9. Core vs. Supplement – What Must Be Covered for the IGCSE
- Core (mandatory for all candidates)
- Electron‑transfer definitions of oxidation/reduction.
- Assigning oxidation numbers (including fixed H and O values).
- Identifying oxidising and reducing agents (using the syllabus wording).
- Balancing redox equations and recognising the five core examples listed in Section 6.
- Colour‑change tests listed in Section 7.
- Industrial processes in Section 8.
- Supplement (required for the optional Supplement paper)
- Full 4‑step half‑reaction method (Section 5) – write oxidation and reduction half‑equations for any redox reaction.
- Electrolysis of molten binary halides (e.g., NaCl) – include half‑reactions.
- Detailed catalyst redox cycle for the Contact Process (V₂O₅ ⇌ VO₂).
- Collision theory for rate of reaction (linked to redox kinetics – optional box).
10. Practice Questions (Core + Supplement)
- In the reaction
2Al + 3Cl₂ → 2AlCl₃, identify the substance that is oxidised and the one that is reduced. Explain using both the O‑centric and electron‑transfer definitions.
- Balance the reaction between iron(III) oxide and carbon monoxide. State the oxidising and reducing agents and show the oxidation‑number changes.
- Write the oxidation and reduction half‑reactions for
CuO + H₂ → Cu + H₂O using the gain/loss of oxygen concept, then rewrite them in electron‑transfer form (apply the 4‑step method).
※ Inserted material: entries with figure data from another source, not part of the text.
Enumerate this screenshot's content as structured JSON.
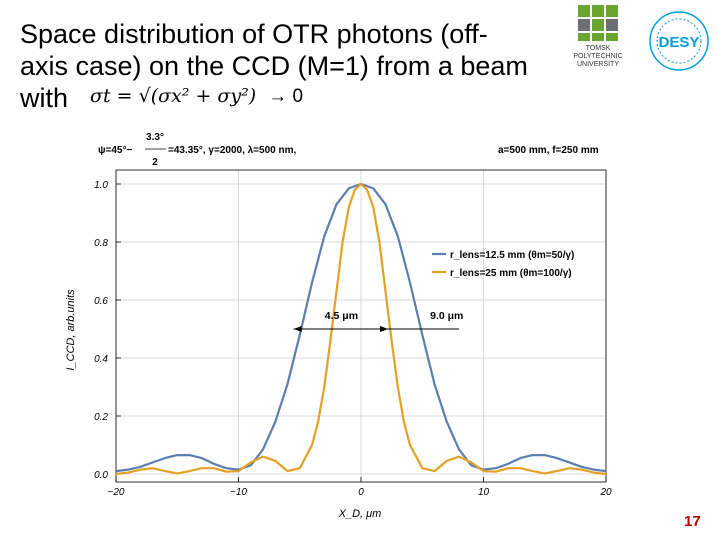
{
  "slide": {
    "title_line1": "Space distribution of OTR photons (off-",
    "title_line2": "axis case) on the CCD (M=1) from a beam",
    "title_line3": "with",
    "formula_text": "σt = √(σx² + σy²)",
    "formula_arrow": "→ 0",
    "page_number": "17"
  },
  "logos": {
    "tpu_text_line1": "TOMSK",
    "tpu_text_line2": "POLYTECHNIC",
    "tpu_text_line3": "UNIVERSITY",
    "desy_text": "DESY",
    "tpu_green": "#6aa531",
    "tpu_grey": "#6d6e71",
    "desy_blue": "#009fdf"
  },
  "chart_data": {
    "type": "line",
    "header_left": "ψ=45°−",
    "header_frac_num": "3.3°",
    "header_frac_den": "2",
    "header_mid": "=43.35°, γ=2000, λ=500 nm,",
    "header_right": "a=500 mm, f=250 mm",
    "xlabel": "X_D, μm",
    "ylabel": "I_CCD, arb.units",
    "xlim": [
      -20,
      20
    ],
    "ylim": [
      0,
      1.0
    ],
    "x_ticks": [
      -20,
      -10,
      0,
      10,
      20
    ],
    "x_tick_labels": [
      "−20",
      "−10",
      "0",
      "10",
      "20"
    ],
    "y_ticks": [
      0,
      0.2,
      0.4,
      0.6,
      0.8,
      1.0
    ],
    "y_tick_labels": [
      "0.0",
      "0.2",
      "0.4",
      "0.6",
      "0.8",
      "1.0"
    ],
    "legend": [
      {
        "name": "r_lens=12.5 mm (θm=50/γ)",
        "color": "#5b7fb0"
      },
      {
        "name": "r_lens=25 mm (θm=100/γ)",
        "color": "#e3a126"
      }
    ],
    "annotations": [
      {
        "label": "4.5 μm",
        "x1": -5.5,
        "x2": 2.2,
        "y": 0.5
      },
      {
        "label": "9.0 μm",
        "x1": 2.2,
        "x2": 8,
        "y": 0.5
      }
    ],
    "series": [
      {
        "name": "r_lens=12.5 mm",
        "color": "#5b7fb0",
        "x": [
          -20,
          -19,
          -18,
          -17,
          -16,
          -15,
          -14,
          -13,
          -12,
          -11,
          -10,
          -9,
          -8,
          -7,
          -6,
          -5,
          -4,
          -3,
          -2,
          -1,
          0,
          1,
          2,
          3,
          4,
          5,
          6,
          7,
          8,
          9,
          10,
          11,
          12,
          13,
          14,
          15,
          16,
          17,
          18,
          19,
          20
        ],
        "values": [
          0.01,
          0.015,
          0.025,
          0.04,
          0.055,
          0.065,
          0.065,
          0.055,
          0.035,
          0.02,
          0.015,
          0.03,
          0.085,
          0.18,
          0.31,
          0.48,
          0.66,
          0.82,
          0.93,
          0.985,
          1.0,
          0.985,
          0.93,
          0.82,
          0.66,
          0.48,
          0.31,
          0.18,
          0.085,
          0.03,
          0.015,
          0.02,
          0.035,
          0.055,
          0.065,
          0.065,
          0.055,
          0.04,
          0.025,
          0.015,
          0.01
        ]
      },
      {
        "name": "r_lens=25 mm",
        "color": "#e3a126",
        "x": [
          -20,
          -19,
          -18,
          -17,
          -16,
          -15,
          -14,
          -13,
          -12,
          -11,
          -10,
          -9,
          -8,
          -7,
          -6,
          -5,
          -4,
          -3.5,
          -3,
          -2.5,
          -2,
          -1.5,
          -1,
          -0.5,
          0,
          0.5,
          1,
          1.5,
          2,
          2.5,
          3,
          3.5,
          4,
          5,
          6,
          7,
          8,
          9,
          10,
          11,
          12,
          13,
          14,
          15,
          16,
          17,
          18,
          19,
          20
        ],
        "values": [
          0.0,
          0.005,
          0.015,
          0.02,
          0.01,
          0.002,
          0.01,
          0.02,
          0.02,
          0.008,
          0.01,
          0.04,
          0.06,
          0.045,
          0.01,
          0.02,
          0.1,
          0.18,
          0.3,
          0.46,
          0.63,
          0.8,
          0.92,
          0.98,
          1.0,
          0.98,
          0.92,
          0.8,
          0.63,
          0.46,
          0.3,
          0.18,
          0.1,
          0.02,
          0.01,
          0.045,
          0.06,
          0.04,
          0.01,
          0.008,
          0.02,
          0.02,
          0.01,
          0.002,
          0.01,
          0.02,
          0.015,
          0.005,
          0.0
        ]
      }
    ]
  }
}
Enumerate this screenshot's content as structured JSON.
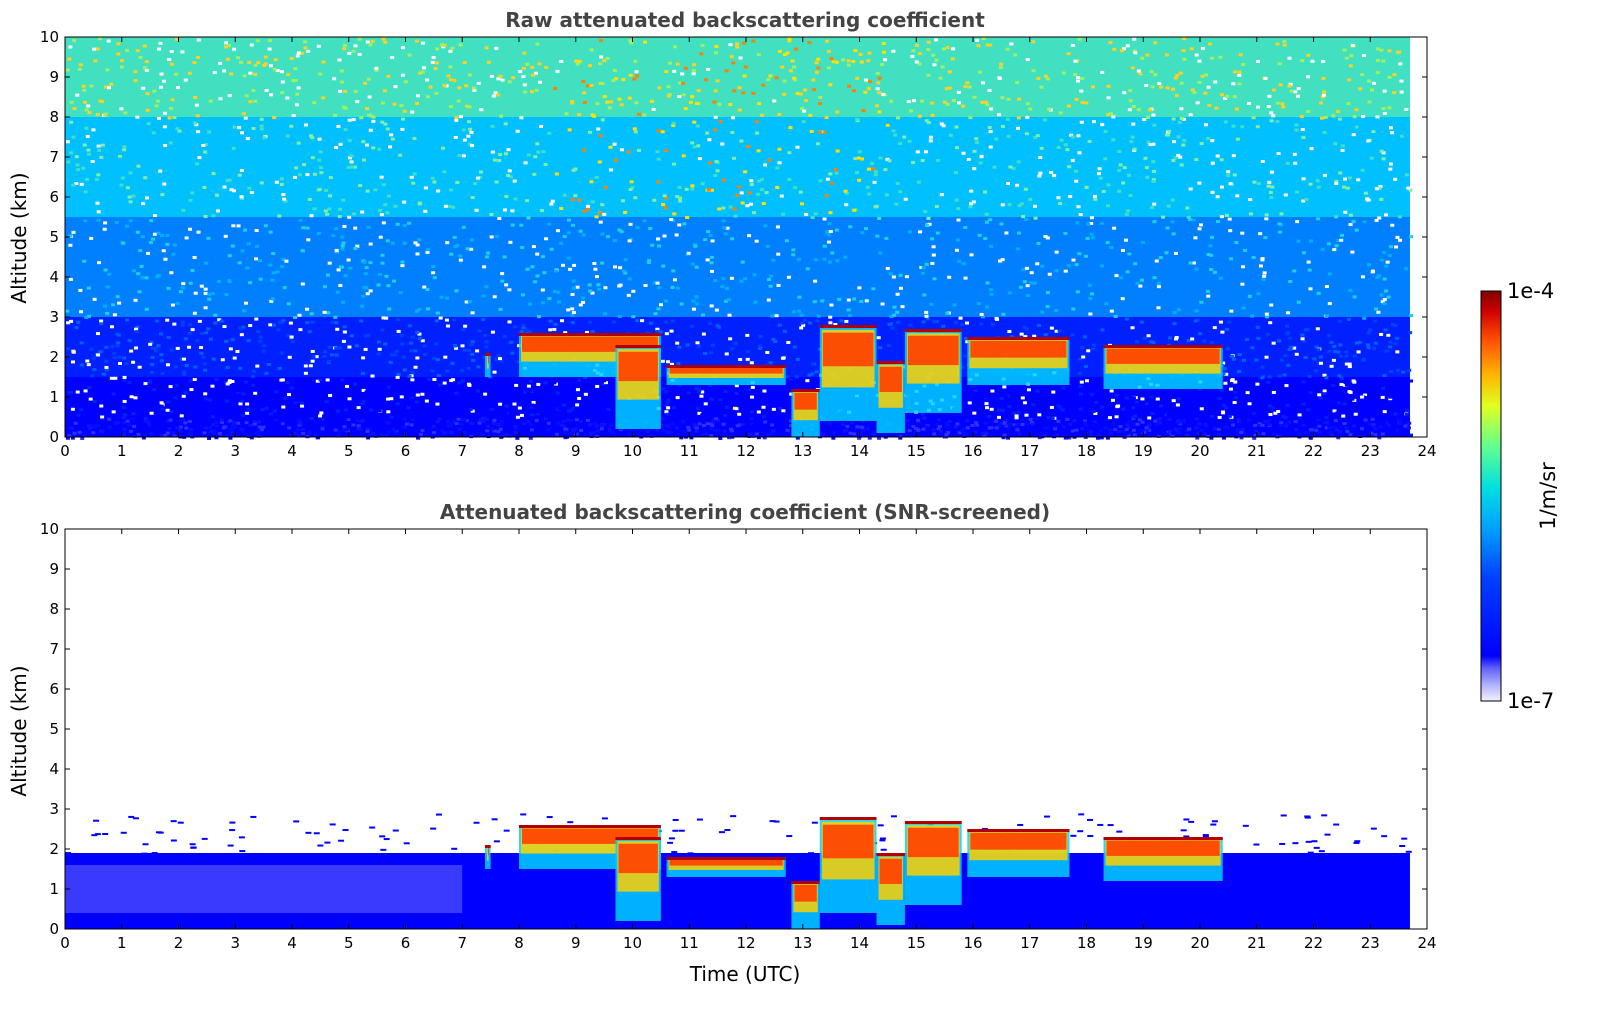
{
  "chart_data": [
    {
      "type": "heatmap",
      "title": "Raw attenuated backscattering coefficient",
      "xlabel": "",
      "ylabel": "Altitude (km)",
      "xlim": [
        0,
        24
      ],
      "ylim": [
        0,
        10
      ],
      "xticks": [
        "0",
        "1",
        "2",
        "3",
        "4",
        "5",
        "6",
        "7",
        "8",
        "9",
        "10",
        "11",
        "12",
        "13",
        "14",
        "15",
        "16",
        "17",
        "18",
        "19",
        "20",
        "21",
        "22",
        "23",
        "24"
      ],
      "yticks": [
        "0",
        "1",
        "2",
        "3",
        "4",
        "5",
        "6",
        "7",
        "8",
        "9",
        "10"
      ],
      "data_extent_x": [
        0,
        23.7
      ],
      "grid": false,
      "noise_screened": false,
      "cloud_layers": [
        {
          "t_start": 7.4,
          "t_end": 7.5,
          "base_km": 1.5,
          "top_km": 2.1
        },
        {
          "t_start": 8.0,
          "t_end": 10.5,
          "base_km": 1.5,
          "top_km": 2.6
        },
        {
          "t_start": 9.7,
          "t_end": 10.5,
          "base_km": 0.2,
          "top_km": 2.3
        },
        {
          "t_start": 10.6,
          "t_end": 12.7,
          "base_km": 1.3,
          "top_km": 1.8
        },
        {
          "t_start": 12.8,
          "t_end": 13.3,
          "base_km": 0.0,
          "top_km": 1.2
        },
        {
          "t_start": 13.3,
          "t_end": 14.3,
          "base_km": 0.4,
          "top_km": 2.8
        },
        {
          "t_start": 14.3,
          "t_end": 14.8,
          "base_km": 0.1,
          "top_km": 1.9
        },
        {
          "t_start": 14.8,
          "t_end": 15.8,
          "base_km": 0.6,
          "top_km": 2.7
        },
        {
          "t_start": 15.9,
          "t_end": 17.7,
          "base_km": 1.3,
          "top_km": 2.5
        },
        {
          "t_start": 18.3,
          "t_end": 20.4,
          "base_km": 1.2,
          "top_km": 2.3
        }
      ]
    },
    {
      "type": "heatmap",
      "title": "Attenuated backscattering coefficient (SNR-screened)",
      "xlabel": "Time (UTC)",
      "ylabel": "Altitude (km)",
      "xlim": [
        0,
        24
      ],
      "ylim": [
        0,
        10
      ],
      "xticks": [
        "0",
        "1",
        "2",
        "3",
        "4",
        "5",
        "6",
        "7",
        "8",
        "9",
        "10",
        "11",
        "12",
        "13",
        "14",
        "15",
        "16",
        "17",
        "18",
        "19",
        "20",
        "21",
        "22",
        "23",
        "24"
      ],
      "yticks": [
        "0",
        "1",
        "2",
        "3",
        "4",
        "5",
        "6",
        "7",
        "8",
        "9",
        "10"
      ],
      "data_extent_x": [
        0,
        23.7
      ],
      "grid": false,
      "noise_screened": true,
      "boundary_layer_top_km": 1.9,
      "cloud_layers": [
        {
          "t_start": 7.4,
          "t_end": 7.5,
          "base_km": 1.5,
          "top_km": 2.1
        },
        {
          "t_start": 8.0,
          "t_end": 10.5,
          "base_km": 1.5,
          "top_km": 2.6
        },
        {
          "t_start": 9.7,
          "t_end": 10.5,
          "base_km": 0.2,
          "top_km": 2.3
        },
        {
          "t_start": 10.6,
          "t_end": 12.7,
          "base_km": 1.3,
          "top_km": 1.8
        },
        {
          "t_start": 12.8,
          "t_end": 13.3,
          "base_km": 0.0,
          "top_km": 1.2
        },
        {
          "t_start": 13.3,
          "t_end": 14.3,
          "base_km": 0.4,
          "top_km": 2.8
        },
        {
          "t_start": 14.3,
          "t_end": 14.8,
          "base_km": 0.1,
          "top_km": 1.9
        },
        {
          "t_start": 14.8,
          "t_end": 15.8,
          "base_km": 0.6,
          "top_km": 2.7
        },
        {
          "t_start": 15.9,
          "t_end": 17.7,
          "base_km": 1.3,
          "top_km": 2.5
        },
        {
          "t_start": 18.3,
          "t_end": 20.4,
          "base_km": 1.2,
          "top_km": 2.3
        }
      ]
    }
  ],
  "colorbar": {
    "label": "1/m/sr",
    "max_label": "1e-4",
    "min_label": "1e-7",
    "scale": "log",
    "range": [
      1e-07,
      0.0001
    ],
    "colormap": "jet",
    "colors": [
      "#f0f0ff",
      "#b8b8ff",
      "#7070ff",
      "#0000ff",
      "#0060ff",
      "#00c0ff",
      "#20e0c0",
      "#80ff80",
      "#e0ff20",
      "#ffc000",
      "#ff6000",
      "#e01000",
      "#800000"
    ]
  }
}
- Predict the colour change when potassium permanganate reacts with oxalic acid in acidic solution. Write the overall redox equation and indicate which species is the oxidising agent.
- For the reaction
Zn + CuSO₄ → ZnSO₄ + Cu:
- Assign oxidation numbers.
- State which element is oxidised and which is reduced.
- Name the oxidising and reducing agents.
- Electrolysis of molten sodium chloride: write the oxidation half‑reaction, the reduction half‑reaction and the overall balanced equation.
- Show the two half‑reactions that constitute the catalyst cycle in the Contact Process (V₂O₅ ⇌ VO₂).
11. Summary
- Oxidation = loss of electrons (oxidation number ↑) – also described historically as gain of oxygen or loss of hydrogen.
- Reduction = gain of electrons (oxidation number ↓) – also described historically as loss of oxygen or gain of hydrogen.
- The O‑centric rule is a useful shortcut **only when oxygen atoms are actually transferred**; otherwise rely on oxidation‑number changes.
- Oxidising agent = species that gains electrons (its oxidation number falls).
Reducing agent = species that loses electrons (its oxidation number rises).
- Use the 4‑step half‑reaction method for any redox equation – essential for the Supplement.
- Colour‑change tests give rapid visual confirmation of redox activity.
- Industrial examples (Contact process and metal extraction) illustrate the importance of redox chemistry in real‑world applications.